Optional `FileConverter` parameter to add name to `meta`
Often we need to add file names to the meta field. Some nodes like the crawler does this by default for the URL names. Could it be an idea to have an optional parameter add_name_to_meta = True or False to the converters to do this automatically. Now the next best option is to add this in a pipeline.run() or convert() call and for loop for each individual file.
@ZanSara If it's already possible, we should improve documentation so that it's easier to understand.
Now the next best option is to add this in a pipeline.run() or convert() call and for loop for each individual file.
Actually this is not correct. Currently the best option is to use
pipeline.run(file_paths=[the files], meta=[{"name": file.name for name in [the files]}])

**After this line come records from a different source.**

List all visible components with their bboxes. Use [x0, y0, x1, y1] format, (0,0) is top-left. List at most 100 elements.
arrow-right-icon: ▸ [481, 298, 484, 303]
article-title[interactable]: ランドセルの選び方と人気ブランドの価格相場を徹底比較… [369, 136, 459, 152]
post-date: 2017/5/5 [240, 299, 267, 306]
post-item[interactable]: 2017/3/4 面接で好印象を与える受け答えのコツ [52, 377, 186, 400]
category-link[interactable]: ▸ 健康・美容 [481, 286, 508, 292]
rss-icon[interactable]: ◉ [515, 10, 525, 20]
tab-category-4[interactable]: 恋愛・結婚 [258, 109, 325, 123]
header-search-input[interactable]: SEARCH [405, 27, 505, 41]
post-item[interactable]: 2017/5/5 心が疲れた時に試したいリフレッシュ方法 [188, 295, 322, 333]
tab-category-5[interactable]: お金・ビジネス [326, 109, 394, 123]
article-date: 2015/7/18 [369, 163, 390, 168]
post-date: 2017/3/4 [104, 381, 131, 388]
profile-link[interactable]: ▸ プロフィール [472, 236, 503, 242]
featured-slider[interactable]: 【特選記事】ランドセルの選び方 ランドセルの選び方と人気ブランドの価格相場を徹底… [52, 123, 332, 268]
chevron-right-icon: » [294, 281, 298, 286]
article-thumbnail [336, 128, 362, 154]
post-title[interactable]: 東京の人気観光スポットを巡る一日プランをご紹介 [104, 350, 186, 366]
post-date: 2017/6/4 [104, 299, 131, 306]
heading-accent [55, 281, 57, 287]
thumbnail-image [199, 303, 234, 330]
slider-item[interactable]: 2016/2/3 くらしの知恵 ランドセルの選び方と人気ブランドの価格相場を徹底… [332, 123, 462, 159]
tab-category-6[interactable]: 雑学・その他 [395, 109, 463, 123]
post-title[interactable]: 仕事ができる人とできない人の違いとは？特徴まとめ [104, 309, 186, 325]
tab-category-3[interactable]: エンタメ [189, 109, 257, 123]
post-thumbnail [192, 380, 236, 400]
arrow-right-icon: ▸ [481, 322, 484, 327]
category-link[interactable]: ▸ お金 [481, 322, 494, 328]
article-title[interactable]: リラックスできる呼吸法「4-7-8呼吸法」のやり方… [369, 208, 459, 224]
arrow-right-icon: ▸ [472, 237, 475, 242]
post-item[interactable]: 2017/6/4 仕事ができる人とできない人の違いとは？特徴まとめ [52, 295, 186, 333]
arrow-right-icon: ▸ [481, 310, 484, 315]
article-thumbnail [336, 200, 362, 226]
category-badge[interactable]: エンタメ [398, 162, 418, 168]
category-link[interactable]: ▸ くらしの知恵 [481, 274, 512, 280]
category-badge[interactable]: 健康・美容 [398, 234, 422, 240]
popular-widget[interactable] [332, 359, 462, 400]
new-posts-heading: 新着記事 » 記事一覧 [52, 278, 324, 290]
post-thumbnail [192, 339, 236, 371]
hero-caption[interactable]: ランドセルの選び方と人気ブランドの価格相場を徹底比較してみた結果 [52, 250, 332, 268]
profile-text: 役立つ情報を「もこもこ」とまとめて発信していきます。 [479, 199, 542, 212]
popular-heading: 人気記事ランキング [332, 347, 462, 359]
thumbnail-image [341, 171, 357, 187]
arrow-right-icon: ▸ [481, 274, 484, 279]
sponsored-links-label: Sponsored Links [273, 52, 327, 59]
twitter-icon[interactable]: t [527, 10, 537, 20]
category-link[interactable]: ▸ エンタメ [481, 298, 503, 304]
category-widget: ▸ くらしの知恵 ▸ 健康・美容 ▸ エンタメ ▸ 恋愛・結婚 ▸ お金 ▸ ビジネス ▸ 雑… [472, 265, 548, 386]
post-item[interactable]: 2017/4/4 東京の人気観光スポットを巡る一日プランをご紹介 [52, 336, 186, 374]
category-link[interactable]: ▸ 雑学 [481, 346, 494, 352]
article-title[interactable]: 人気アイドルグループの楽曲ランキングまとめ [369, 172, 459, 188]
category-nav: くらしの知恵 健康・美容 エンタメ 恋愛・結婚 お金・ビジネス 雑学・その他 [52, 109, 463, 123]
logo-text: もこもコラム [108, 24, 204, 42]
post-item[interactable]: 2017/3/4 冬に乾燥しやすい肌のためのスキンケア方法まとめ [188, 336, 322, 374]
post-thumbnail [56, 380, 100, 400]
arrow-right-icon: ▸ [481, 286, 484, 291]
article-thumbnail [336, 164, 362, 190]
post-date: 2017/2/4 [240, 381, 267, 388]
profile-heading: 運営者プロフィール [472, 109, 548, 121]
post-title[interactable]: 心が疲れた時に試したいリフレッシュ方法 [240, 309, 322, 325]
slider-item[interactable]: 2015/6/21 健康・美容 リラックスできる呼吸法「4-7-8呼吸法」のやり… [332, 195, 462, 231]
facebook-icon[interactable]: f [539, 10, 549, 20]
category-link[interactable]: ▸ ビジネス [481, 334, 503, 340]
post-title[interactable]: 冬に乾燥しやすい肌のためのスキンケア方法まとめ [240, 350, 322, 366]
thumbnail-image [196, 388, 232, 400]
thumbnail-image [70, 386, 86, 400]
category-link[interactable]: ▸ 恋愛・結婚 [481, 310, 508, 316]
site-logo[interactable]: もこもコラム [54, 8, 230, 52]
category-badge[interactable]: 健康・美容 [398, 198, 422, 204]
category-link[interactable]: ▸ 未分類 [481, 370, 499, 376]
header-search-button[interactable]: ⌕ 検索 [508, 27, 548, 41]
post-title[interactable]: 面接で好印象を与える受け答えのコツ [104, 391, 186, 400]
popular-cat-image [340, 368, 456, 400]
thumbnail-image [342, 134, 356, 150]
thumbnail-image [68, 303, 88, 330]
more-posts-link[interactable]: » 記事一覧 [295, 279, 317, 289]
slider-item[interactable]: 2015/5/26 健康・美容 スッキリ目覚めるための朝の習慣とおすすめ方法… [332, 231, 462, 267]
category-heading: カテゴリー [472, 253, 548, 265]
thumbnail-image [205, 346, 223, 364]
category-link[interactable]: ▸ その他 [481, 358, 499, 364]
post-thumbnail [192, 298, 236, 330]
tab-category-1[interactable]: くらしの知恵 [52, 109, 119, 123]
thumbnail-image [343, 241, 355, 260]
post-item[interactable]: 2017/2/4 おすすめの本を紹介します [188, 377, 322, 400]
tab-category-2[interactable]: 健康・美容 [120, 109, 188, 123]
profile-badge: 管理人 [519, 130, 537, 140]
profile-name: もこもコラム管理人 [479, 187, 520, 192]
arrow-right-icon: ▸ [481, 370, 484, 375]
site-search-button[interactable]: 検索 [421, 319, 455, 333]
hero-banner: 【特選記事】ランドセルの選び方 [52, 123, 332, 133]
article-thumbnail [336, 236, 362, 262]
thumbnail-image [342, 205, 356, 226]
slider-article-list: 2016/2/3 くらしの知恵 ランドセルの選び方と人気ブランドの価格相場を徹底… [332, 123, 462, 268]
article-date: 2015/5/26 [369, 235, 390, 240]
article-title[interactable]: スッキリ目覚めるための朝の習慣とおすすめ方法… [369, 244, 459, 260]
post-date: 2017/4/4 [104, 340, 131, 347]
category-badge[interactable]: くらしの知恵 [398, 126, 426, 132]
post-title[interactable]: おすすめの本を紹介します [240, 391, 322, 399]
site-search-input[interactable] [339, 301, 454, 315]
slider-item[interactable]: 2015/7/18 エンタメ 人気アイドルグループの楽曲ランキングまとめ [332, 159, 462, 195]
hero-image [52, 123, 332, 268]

(pseudocode, but you get the idea). That's what all examples and tutorials are doing. For example, in examples/basic_qa_pipeline.py:
https://github.com/deepset-ai/haystack/blob/fd25106c883bba36a4f5276792f024d4622130b3/examples/basic_qa_pipeline.py#L25-L26
https://github.com/deepset-ai/haystack/blob/fd25106c883bba36a4f5276792f024d4622130b3/examples/basic_qa_pipeline.py#L53
If you're still convinced we need a more concise way than this to add the names to the files, we'll keep the issue open.
The idea of having metadata referencing the original files in converted/splitted Documents is very common in discussions with the community, so we can probably do a better job teaching this.
How/Where to teach this?
- Preprocessing Tutorial: seems like right place to teach this, but the problem is that we are still using the magic
convert_files_to_docsinstead of a Pipeline and this function does not allow passing custommeta. It might be worth changing the tutorial... - FAQ: there is something about this topic. Maybe it can be expanded, even if I don't know how much this page is used by people.
(FYI @dfokina @bilgeyucel )
For Haystack 1.x, there is a workaround: pipeline.run(file_paths=[the files], meta=[{"name": file.name for name in [the files]}]) to assign the filename as metadata to documents at indexing time. That should be enough.
In Haystack 2.0 this is not an issue. Indexed documents have the filename in their metadata.